マツムシといえば、童謡の「虫のこえ」にも登場し、日本の秋の風物詩でもある鳴く虫たちの中でも有名なものの1つです。幼いころ、昆虫図鑑などで見た方も多いのではないでしょうか。今回は、そういったマツムシについていろいろと調べていきたいと思います。

マツムシの鳴き声

では、マツムシはどういった声で鳴くのでしょうか。マツムシの鳴き声は図鑑や童謡などでは「チンチロリン」といったいかにも美しそうな鳴き声で紹介されています。実際のところは「チンチロリン」から想像されるような鳴き声とは少し違った感じがしますが、それでも結構綺麗な鳴き声に感じます。以下の動画で鳴き声を聞いてみてください。

なお、このマツムシの鳴き声は結構大音量なようです。なので鳴き声を楽しもうと思って飼育してみても、うるさいと感じることもあるかもしれません。

大きさ、生息域

東北南部より南の本州、四国、九州に生息しています。離島にはオキナワマツムシなどのよく似た種類が生息しています。草地に生息しており、河川敷や高速道路沿いなどに多いようです。大きさは2~3cmぐらいで、スズムシよりは少し大型になります。

マツムシの生態や食べ物

マツムシは雑食性です。食べ物としては草の葉のほかに、ほかの生き物の死骸なども食べます。土の中に卵を産むコオロギやスズムシなどと違い、イネ科の植物の茎に産卵します。茎に穴をあけたのち、産卵管を差し込んで産卵していきます。なので後でも述べますが、飼育下で産卵させようと思えば、土を入れておくだけではなくススキなどのイネ科植物を産卵床として用意してあげる必要があります。

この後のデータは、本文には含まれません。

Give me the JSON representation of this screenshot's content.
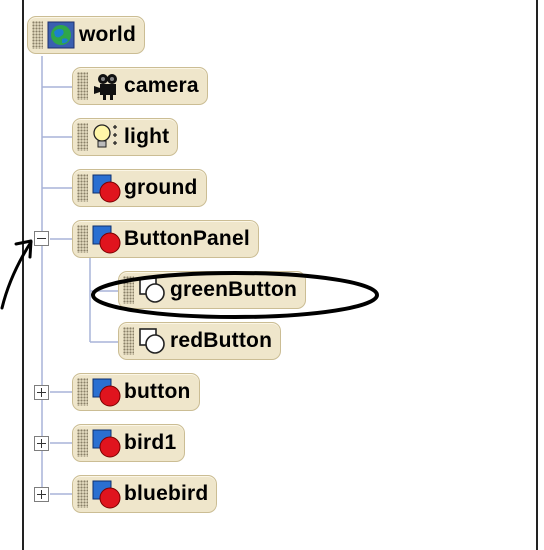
{
  "tree": {
    "nodes": [
      {
        "id": "world",
        "label": "world",
        "icon": "globe-icon"
      },
      {
        "id": "camera",
        "label": "camera",
        "icon": "camera-icon"
      },
      {
        "id": "light",
        "label": "light",
        "icon": "lightbulb-icon"
      },
      {
        "id": "ground",
        "label": "ground",
        "icon": "object-icon"
      },
      {
        "id": "buttonpanel",
        "label": "ButtonPanel",
        "icon": "object-icon",
        "expanded": true
      },
      {
        "id": "greenbutton",
        "label": "greenButton",
        "icon": "part-icon",
        "selected": true
      },
      {
        "id": "redbutton",
        "label": "redButton",
        "icon": "part-icon"
      },
      {
        "id": "button",
        "label": "button",
        "icon": "object-icon",
        "expanded": false
      },
      {
        "id": "bird1",
        "label": "bird1",
        "icon": "object-icon",
        "expanded": false
      },
      {
        "id": "bluebird",
        "label": "bluebird",
        "icon": "object-icon",
        "expanded": false
      }
    ]
  },
  "colors": {
    "node_fill": "#efe6cb",
    "node_border": "#cbbd94",
    "tree_line": "#a9b4d8",
    "object_red": "#e0141e",
    "object_blue": "#2a6fd1",
    "annotation": "#000000"
  }
}
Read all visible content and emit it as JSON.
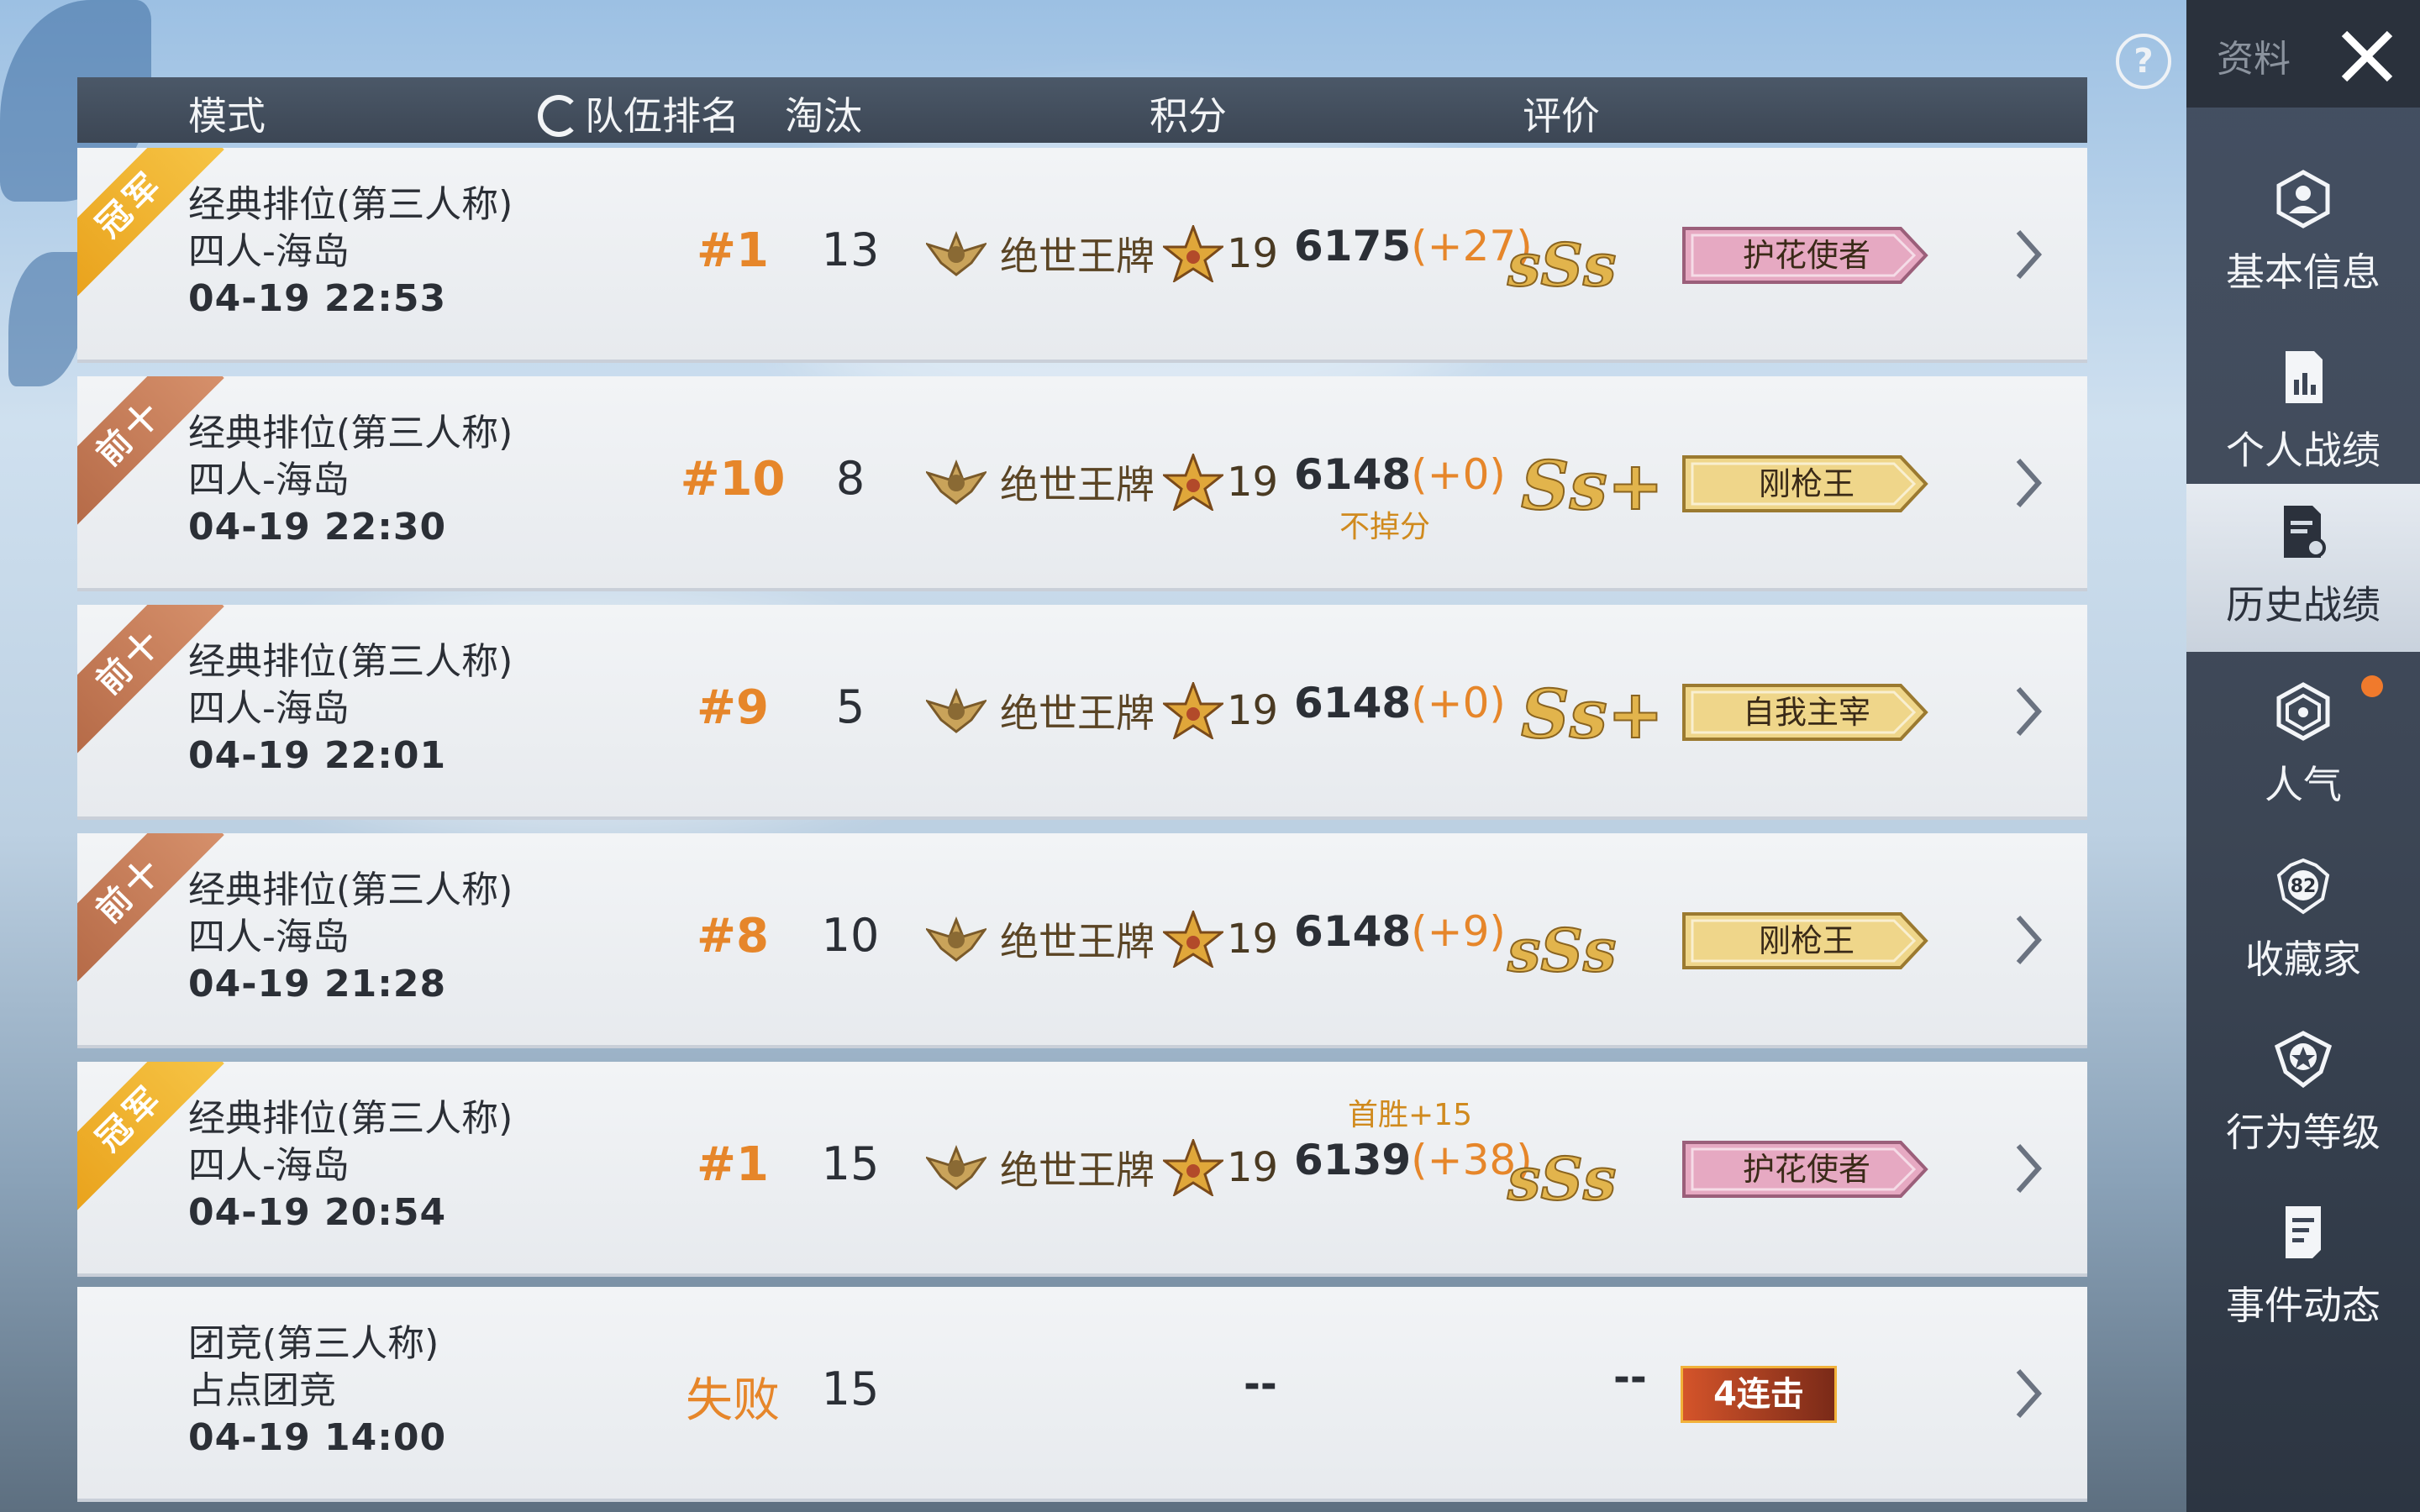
{
  "header": {
    "mode": "模式",
    "team_rank": "队伍排名",
    "eliminations": "淘汰",
    "points": "积分",
    "rating": "评价"
  },
  "rows": [
    {
      "ribbon": "冠军",
      "ribbon_style": "gold",
      "mode": "经典排位(第三人称)",
      "map": "四人-海岛",
      "time": "04-19 22:53",
      "rank": "#1",
      "elim": "13",
      "tier": "绝世王牌",
      "tier_level": "19",
      "score": "6175",
      "delta": "(+27)",
      "note": "",
      "grade": "sSs",
      "title": "护花使者",
      "title_style": "pink"
    },
    {
      "ribbon": "前十",
      "ribbon_style": "bronze",
      "mode": "经典排位(第三人称)",
      "map": "四人-海岛",
      "time": "04-19 22:30",
      "rank": "#10",
      "elim": "8",
      "tier": "绝世王牌",
      "tier_level": "19",
      "score": "6148",
      "delta": "(+0)",
      "note": "不掉分",
      "grade": "Ss+",
      "title": "刚枪王",
      "title_style": "gold"
    },
    {
      "ribbon": "前十",
      "ribbon_style": "bronze",
      "mode": "经典排位(第三人称)",
      "map": "四人-海岛",
      "time": "04-19 22:01",
      "rank": "#9",
      "elim": "5",
      "tier": "绝世王牌",
      "tier_level": "19",
      "score": "6148",
      "delta": "(+0)",
      "note": "",
      "grade": "Ss+",
      "title": "自我主宰",
      "title_style": "gold"
    },
    {
      "ribbon": "前十",
      "ribbon_style": "bronze",
      "mode": "经典排位(第三人称)",
      "map": "四人-海岛",
      "time": "04-19 21:28",
      "rank": "#8",
      "elim": "10",
      "tier": "绝世王牌",
      "tier_level": "19",
      "score": "6148",
      "delta": "(+9)",
      "note": "",
      "grade": "sSs",
      "title": "刚枪王",
      "title_style": "gold"
    },
    {
      "ribbon": "冠军",
      "ribbon_style": "gold",
      "mode": "经典排位(第三人称)",
      "map": "四人-海岛",
      "time": "04-19 20:54",
      "rank": "#1",
      "elim": "15",
      "tier": "绝世王牌",
      "tier_level": "19",
      "score": "6139",
      "delta": "(+38)",
      "note": "首胜+15",
      "grade": "sSs",
      "title": "护花使者",
      "title_style": "pink"
    }
  ],
  "last_row": {
    "mode": "团竞(第三人称)",
    "map": "占点团竞",
    "time": "04-19 14:00",
    "rank": "失败",
    "elim": "15",
    "points": "--",
    "rating": "--",
    "combo": "4连击"
  },
  "sidebar": {
    "top_label": "资料",
    "help": "?",
    "items": [
      {
        "label": "基本信息",
        "icon": "profile-icon"
      },
      {
        "label": "个人战绩",
        "icon": "stats-chart-icon"
      },
      {
        "label": "历史战绩",
        "icon": "history-doc-icon"
      },
      {
        "label": "人气",
        "icon": "popularity-icon"
      },
      {
        "label": "收藏家",
        "icon": "collector-badge-icon",
        "badge": "82"
      },
      {
        "label": "行为等级",
        "icon": "behavior-shield-icon"
      },
      {
        "label": "事件动态",
        "icon": "event-note-icon"
      }
    ]
  },
  "colors": {
    "accent": "#e6862a",
    "header": "#434f5e",
    "sidebar": "#343c4a",
    "gold_ribbon": "#f0b235",
    "bronze_ribbon": "#c77d58"
  }
}
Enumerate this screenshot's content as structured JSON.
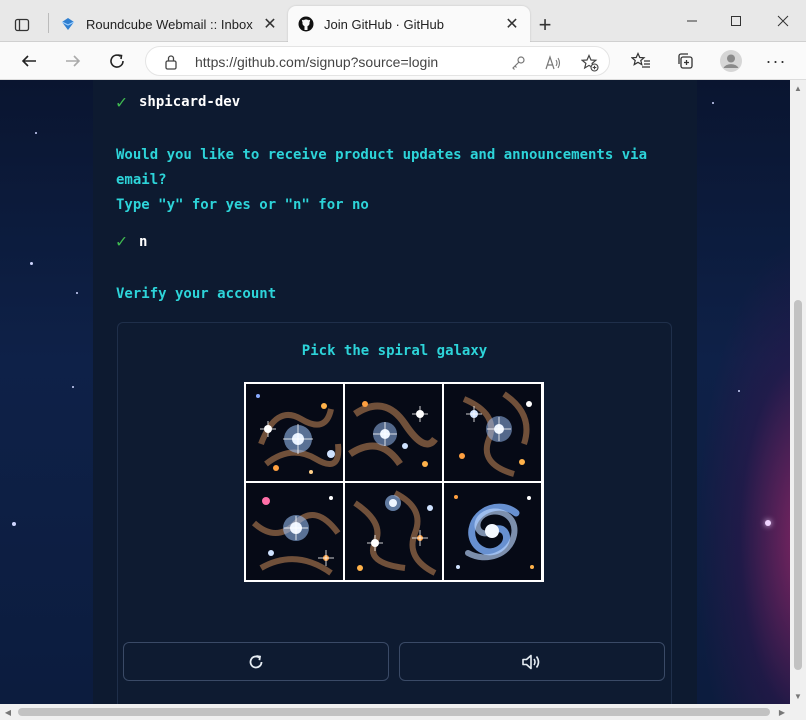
{
  "browser": {
    "tabs": [
      {
        "title": "Roundcube Webmail :: Inbox",
        "icon": "roundcube-icon",
        "active": false
      },
      {
        "title": "Join GitHub · GitHub",
        "icon": "github-icon",
        "active": true
      }
    ],
    "url": "https://github.com/signup?source=login",
    "colors": {
      "tab_strip": "#e8e8e8",
      "toolbar": "#fafafa"
    }
  },
  "signup": {
    "username_answer": "shpicard-dev",
    "updates_question_line1": "Would you like to receive product updates and announcements via",
    "updates_question_line2": "email?",
    "updates_instructions": "Type \"y\" for yes or \"n\" for no",
    "updates_answer": "n",
    "verify_heading": "Verify your account"
  },
  "captcha": {
    "prompt": "Pick the spiral galaxy",
    "tiles": [
      "galaxy-cluster-icon",
      "galaxy-cluster-icon",
      "galaxy-cluster-icon",
      "galaxy-cluster-icon",
      "galaxy-cluster-icon",
      "spiral-galaxy-icon"
    ],
    "buttons": [
      "refresh-icon",
      "audio-icon"
    ]
  },
  "colors": {
    "accent": "#2dd4d9",
    "check": "#3fb950",
    "panel": "#0d1a30",
    "background": "#0b1a33"
  }
}
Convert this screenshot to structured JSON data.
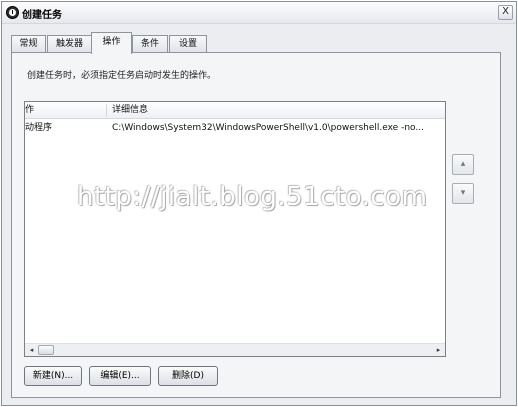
{
  "window": {
    "title": "创建任务",
    "close_label": "X"
  },
  "tabs": [
    {
      "label": "常规"
    },
    {
      "label": "触发器"
    },
    {
      "label": "操作"
    },
    {
      "label": "条件"
    },
    {
      "label": "设置"
    }
  ],
  "panel": {
    "description": "创建任务时，必须指定任务启动时发生的操作。"
  },
  "listview": {
    "columns": [
      "作",
      "详细信息"
    ],
    "rows": [
      {
        "action": "动程序",
        "details": "C:\\Windows\\System32\\WindowsPowerShell\\v1.0\\powershell.exe -no..."
      }
    ],
    "scroll_left": "◂",
    "scroll_right": "▸"
  },
  "side_buttons": {
    "up": "▴",
    "down": "▾"
  },
  "buttons": {
    "new": "新建(N)...",
    "edit": "编辑(E)...",
    "delete": "删除(D)"
  },
  "watermark": "http://jialt.blog.51cto.com"
}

なお、マツムシは比較的開けた場所に生息しているため、人間の開発などの影響をもろに受けてしまいます。なので、生息数は以前に比べると減少してしまっているようです。売られていたとしても、スズムシなどに比べても高価になります。

アオマツムシについて

日本に棲みつくようになった外来種のマツムシとして、このアオマツムシが挙げられます。同じマツムシという名前がついていますが、普通のマツムシは褐色をしている一方このアオマツムシは緑色なので、色で判別は容易にできます。加えて鳴き声もマツムシとは異なりますが、比較的音量が大きく好き嫌いが分かれる鳴き声のようです。マツムシなどへの在来種の影響はよくわかっていないところが多いですが、懸念されるところでもあります。

マツムシの飼育

餌は何?

基本的にはスズムシやコオロギなどと同じものを与えれば大丈夫です。市販されているスズムシ用のエサ、野菜、煮干しなどを与えていけばいいでしょう。

用意するものと日常の世話

まずは入れ物と土を用意します。入れ物に関しては普通の昆虫ケースでいいですが、逃げないようフタはしっかり閉まるものにしてください。土に関しては赤玉土などを用いればOKです。これでないといけない、というものはないと思います。そして産卵させたい場合は産卵床を用意します。

ススキなどのイネ科の植物の茎をとってきて多数さしておくと産卵床になります。加えて隠れ家などにもなるため一石二鳥です。産卵床に関しては枯れても新しいものに変えたりする必要はありません。マツムシの産卵はなかなか難しいようで、スズムシやコオロギなどに比べるとハードルは高いです。ただ茎を刺すだけではなく、巻葉を用意するなどの工夫も必要になることもあります。ススキの茎を束にしてやるとよいともいわれます。

世話としては、餌替えや乾燥防止のために霧吹きをするなどです。多頭飼育しても基本的には大丈夫です。霧吹きは、マツムシが死んだあとも卵を産んでいれば継続して行うようにしてください。

マツムシの寿命

マツムシの寿命は成虫になってから2,3か月ぐらいで、11月ごろまで成虫を見ることができます。

最後に

いかがでしたか。産卵なんかは難しいところもありますが、興味のある方は一度飼育にもチャレンジしてみてください。